Sin temor a equivocarme puedo decirte que se me ha devuelto la fé en la humanidad. No en el sentido de que empezaré a creer en que todo el mundo tiene algo de bondad y que Chávez no va a hacer nada de lo que dice que va hacer en la reforma porque un rayo de luz celestial le va a hacer rectificar, sino en el sentido estricto de que ya las cosas no parecen tan negras, el panorama no se vé tan turbio y que quizas -sólo quizas- parte del camino se está aclarando lo suficiente para no darme tropezones y golpes mientras me obstino en seguirlo andando. No diré que tú me has tomado de la mano para seguir el camino que ahora recorremos juntos… es demasiado estéril, cursi y acartonado… pero puedo decir que hay músculos de la cara que daba por atrofiados por falta de uso
*Paréntesis para quienes leen: Una sonrisa activa cuarenta y dos músculos faciales*
Gracias a los Dioses, esa sensación generada por los péptidos que mandan señales de dopamina, feniletanimina y norapinefrina al torrente sanguíneo para que, en palabras de Nietzsche “veas las cosas como no son”, ya no existe en mí. Ciertamente he trascendido de ese enamoramiento adolescente a una sensación un tanto más sublime, menos invasiva y con muchísimo más valor. Para resumirlo, podría decirte que no tengo “maripositas en la panza”, pero que prefiero esto mil veces a ese teenage crush.
Ciertamente, las condiciones no son, ni de casualidad, las ideales. Sin embargo, creo que se podría tomar como bueno el hecho de que todo se esté desarrollando de la manera en la que se desarrolla porque eso nos está dando oportunidades que, de otra manera, no se hubiesen presentado.
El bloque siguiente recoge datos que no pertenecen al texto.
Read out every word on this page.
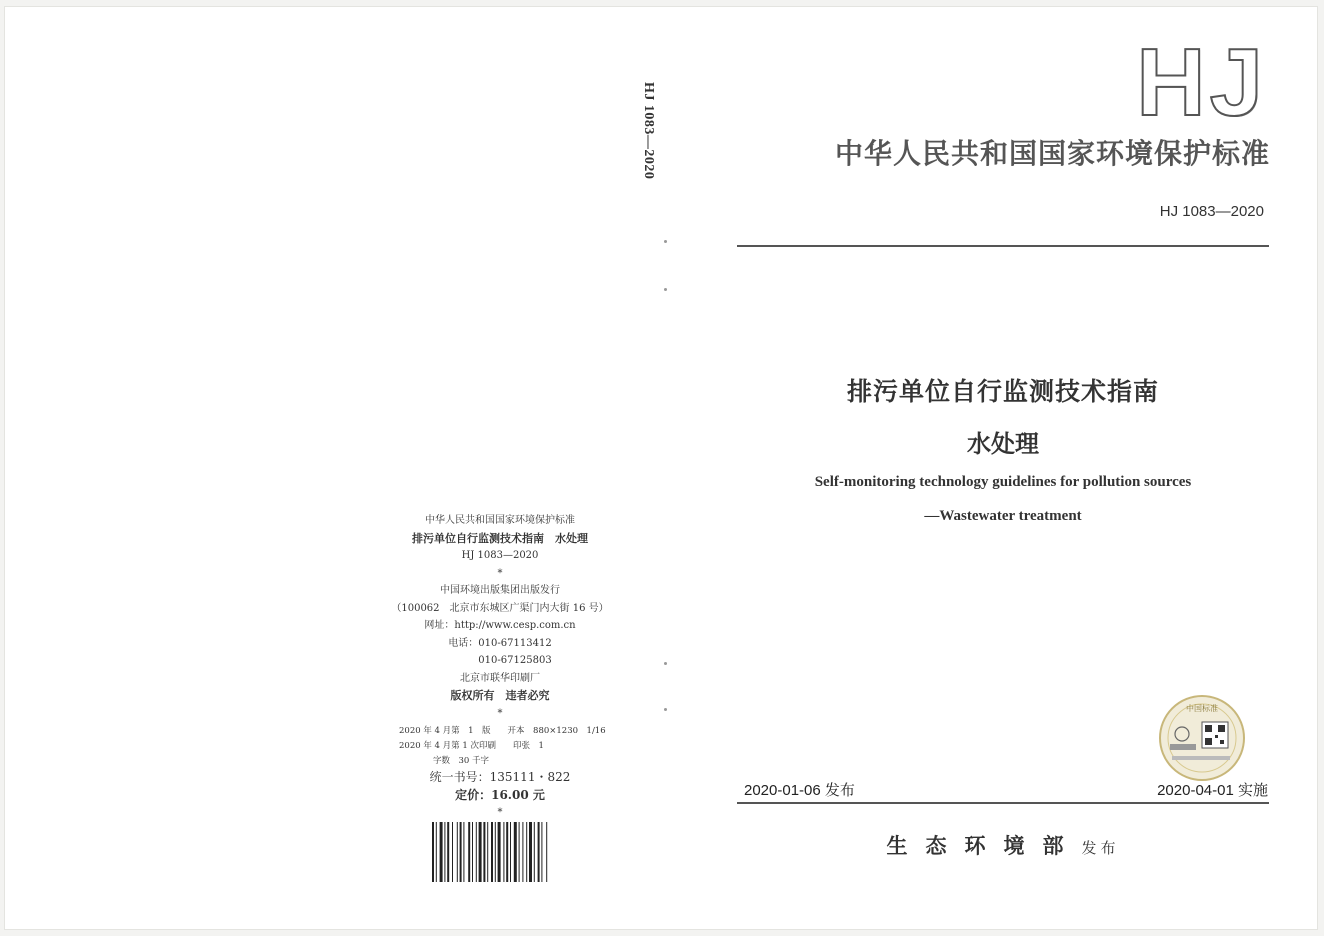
HJ 1083—2020
中华人民共和国国家环境保护标准
排污单位自行监测技术指南　水处理
HJ 1083—2020
*
中国环境出版集团出版发行
（100062　北京市东城区广渠门内大街 16 号）
网址：http://www.cesp.com.cn
电话：010-67113412
　　　010-67125803
北京市联华印刷厂
版权所有　违者必究
*
2020 年 4 月第　1　版　　开本　880×1230　1/16
2020 年 4 月第 1 次印刷　　印张　1
　　　　字数　30 千字
统一书号：135111・822
定价：16.00 元
*
HJ
中华人民共和国国家环境保护标准
HJ 1083—2020
排污单位自行监测技术指南
水处理
Self-monitoring technology guidelines for pollution sources
—Wastewater treatment
中国标准
2020-01-06 发布	2020-04-01 实施
生态环境部发布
Y, si lo hubiesen hecho, seguramente no las hubiésemos visto ni aprovechado.
September 22nd, 2007 at 12:40 pm
Yo aun siento “maripositas en la panza” por alguien… Alguien que en una oportunidad me “enamoró” con sus palabras y actitudes: de un día para otro eso cambió.. Y sigo sintiendo ese teenage crush! Esperando que las cosas cambien y retornen a su rumbo inicial nuevamente.. Yo preferiría no sentir las maripositas y mucho menos sentir ese crush hacia ese ser.. Pero como mejor es lo que pasa, quisiera dejar mi impaciencia a un lado y sobrellevar mejor la situación!!
October 1st, 2007 at 10:58 pm
…a mi me asusta más es el hecho de ya no sentir nada…por nadie… ando como arrecha con los sentimientos…en completo estado de negación…al amor es una mierda…y por ahora no me importa.